Types of culture

Cards (21)

  • Children raised in a high culture have greater advantages within school.
  • Subcultures try to differ from dominant cultures by creating their own style, dress, and music; they can also have their own distinctive values.
  • Knowledge is gained while enjoying high culture, which helps people in work and education.
  • Higher-status individuals often network at high-culture activities, which leads to financial rewards.
  • One example of a subculture is an anti-school subculture, which breaks the norms and values of schools.
  • Some subcultures develop to oppose authority and rebel against the rest of society.
  • Pierre Bourdieu claims that high culture provides people with cultural capital.
  • One example of a high culture activity would be enjoying opera.
  • Social closure refers to the fact that it is hard to enter high culture unless you were born into it or married.
  • Willis explored this subculture by studying working-class boys and found that the anti-school subcultures were formed because the boys knew they would not succeed in school.
  • A subculture is a smaller group within a larger group that has its own norms and values that differ from those of a wider society.

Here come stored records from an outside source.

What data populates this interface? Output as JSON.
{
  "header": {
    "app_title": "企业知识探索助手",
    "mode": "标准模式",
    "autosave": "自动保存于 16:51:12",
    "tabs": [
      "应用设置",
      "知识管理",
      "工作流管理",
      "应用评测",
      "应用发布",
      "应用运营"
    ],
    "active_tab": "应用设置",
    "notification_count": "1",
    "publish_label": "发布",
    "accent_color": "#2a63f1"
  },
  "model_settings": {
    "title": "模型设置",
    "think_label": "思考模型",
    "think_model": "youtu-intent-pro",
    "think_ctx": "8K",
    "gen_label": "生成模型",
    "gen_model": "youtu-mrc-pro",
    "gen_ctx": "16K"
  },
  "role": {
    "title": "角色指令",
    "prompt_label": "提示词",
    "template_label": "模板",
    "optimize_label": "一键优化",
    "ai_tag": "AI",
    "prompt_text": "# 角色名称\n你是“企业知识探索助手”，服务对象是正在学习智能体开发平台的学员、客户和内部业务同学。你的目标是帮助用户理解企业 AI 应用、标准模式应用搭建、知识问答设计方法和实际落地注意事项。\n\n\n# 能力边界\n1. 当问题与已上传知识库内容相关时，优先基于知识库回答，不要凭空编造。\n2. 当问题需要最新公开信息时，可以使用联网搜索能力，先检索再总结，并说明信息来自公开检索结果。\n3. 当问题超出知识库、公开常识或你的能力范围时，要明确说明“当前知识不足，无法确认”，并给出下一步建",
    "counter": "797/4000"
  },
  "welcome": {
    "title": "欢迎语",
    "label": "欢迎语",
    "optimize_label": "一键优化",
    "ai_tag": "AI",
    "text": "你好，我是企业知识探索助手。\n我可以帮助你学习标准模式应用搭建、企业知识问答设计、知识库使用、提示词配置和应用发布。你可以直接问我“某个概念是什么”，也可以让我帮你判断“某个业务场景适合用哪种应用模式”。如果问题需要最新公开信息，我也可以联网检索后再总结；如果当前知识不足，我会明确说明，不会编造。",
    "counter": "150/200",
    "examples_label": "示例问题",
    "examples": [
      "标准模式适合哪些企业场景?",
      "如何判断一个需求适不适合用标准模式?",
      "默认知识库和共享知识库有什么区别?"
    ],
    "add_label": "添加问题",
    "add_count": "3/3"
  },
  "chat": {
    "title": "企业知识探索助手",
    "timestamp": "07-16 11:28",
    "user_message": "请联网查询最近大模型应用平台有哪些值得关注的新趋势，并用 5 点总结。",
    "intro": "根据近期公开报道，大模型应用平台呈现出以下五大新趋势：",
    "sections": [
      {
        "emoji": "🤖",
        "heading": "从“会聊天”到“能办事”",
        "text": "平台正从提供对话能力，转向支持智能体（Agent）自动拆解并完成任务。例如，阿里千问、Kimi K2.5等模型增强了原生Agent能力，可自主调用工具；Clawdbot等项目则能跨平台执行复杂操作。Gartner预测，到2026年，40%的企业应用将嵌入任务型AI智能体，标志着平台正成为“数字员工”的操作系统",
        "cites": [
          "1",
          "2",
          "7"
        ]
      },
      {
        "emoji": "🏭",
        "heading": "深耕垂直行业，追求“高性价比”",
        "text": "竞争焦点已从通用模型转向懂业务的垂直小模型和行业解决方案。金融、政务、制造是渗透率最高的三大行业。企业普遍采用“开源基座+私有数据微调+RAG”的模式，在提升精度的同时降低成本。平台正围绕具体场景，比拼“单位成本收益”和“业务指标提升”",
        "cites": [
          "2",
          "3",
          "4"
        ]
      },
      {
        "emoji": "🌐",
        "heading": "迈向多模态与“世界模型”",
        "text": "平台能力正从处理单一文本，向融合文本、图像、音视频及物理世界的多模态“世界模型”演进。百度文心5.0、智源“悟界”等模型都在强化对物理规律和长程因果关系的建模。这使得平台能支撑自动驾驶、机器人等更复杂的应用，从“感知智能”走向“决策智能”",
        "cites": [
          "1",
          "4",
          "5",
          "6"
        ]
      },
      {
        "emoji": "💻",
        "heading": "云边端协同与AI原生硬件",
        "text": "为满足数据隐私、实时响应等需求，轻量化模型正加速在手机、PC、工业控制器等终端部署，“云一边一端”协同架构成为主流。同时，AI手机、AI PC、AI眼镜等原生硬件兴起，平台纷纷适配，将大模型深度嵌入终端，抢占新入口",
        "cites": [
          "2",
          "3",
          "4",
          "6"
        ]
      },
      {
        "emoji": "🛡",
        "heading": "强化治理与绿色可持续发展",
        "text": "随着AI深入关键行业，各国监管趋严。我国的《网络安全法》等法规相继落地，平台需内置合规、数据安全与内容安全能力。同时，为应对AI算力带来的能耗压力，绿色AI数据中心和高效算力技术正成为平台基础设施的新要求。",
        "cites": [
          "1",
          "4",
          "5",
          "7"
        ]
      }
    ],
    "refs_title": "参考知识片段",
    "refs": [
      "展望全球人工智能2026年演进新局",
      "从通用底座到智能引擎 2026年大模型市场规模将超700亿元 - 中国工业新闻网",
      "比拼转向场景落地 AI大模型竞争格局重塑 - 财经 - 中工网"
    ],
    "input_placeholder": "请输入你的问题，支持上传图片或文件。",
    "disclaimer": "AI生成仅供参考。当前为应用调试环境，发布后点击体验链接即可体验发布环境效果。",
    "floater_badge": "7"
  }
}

    • Dominant culture is the main culture within a society
  • Similarities within subcultures
    • Share norms and values
    • Opposition to authority
    • Style, music tastes, etc
  • High culture is related to the kinds of culture enjoyed by those with higher status in a society.
  • Cultural Capital is having appropriate norms and values (enjoying parts of high culture) which can lead to financial rewards and social mobility
  • What are the 7 types of culture?
    1. Subcultures
    2. High Culture
    3. Popular Culture
    4. Consumer Culture
    5. Global Culture
    6. Cultural Diversity
    7. Cultural Hybridity
  • Popular culture is every aspect of culture that is not high culture.
  • Give examples of popular culture:
    1. Pop music, eg Beyonce
    2. Consumer items, eg iPhones
    3. Media, eg, Eastenders or Harry Potter
    4. Clothing, eg, fake designer bags
    5. Food, eg KFC
  • Strinati (1995) argues that the media is largely responsible for creating popular culture because we are now so influenced by what we see and hear in it, such as clothing, language, food, etc. eg saying something "Ate" or Sambas becoming popular again.
  • Views around Popular Culture (what it is, etc.):
    • Some argue that popular culture is a simple or less sophisticated version of culture.
    • Others argue that Popular culture is replacing high culture as the dominant culture in society
    • Some argue that popular culture borrows from high culture and makes it available to the masses. EG Designer bags get duped, making them accessible to lower status groups.
  • Sociological views around the role of "Popular Culture":
    • Some argue that the powerful high culture groups and individuals use popular culture to exploit and control the lower status groups in society. E.g., by influencing us to buy things that make the rich richer.
    • Others have claimed that popular culture provides lower status groups an opportunity to express their own cultural values and to even rebel, as often what is popular is not in line with what is high culture.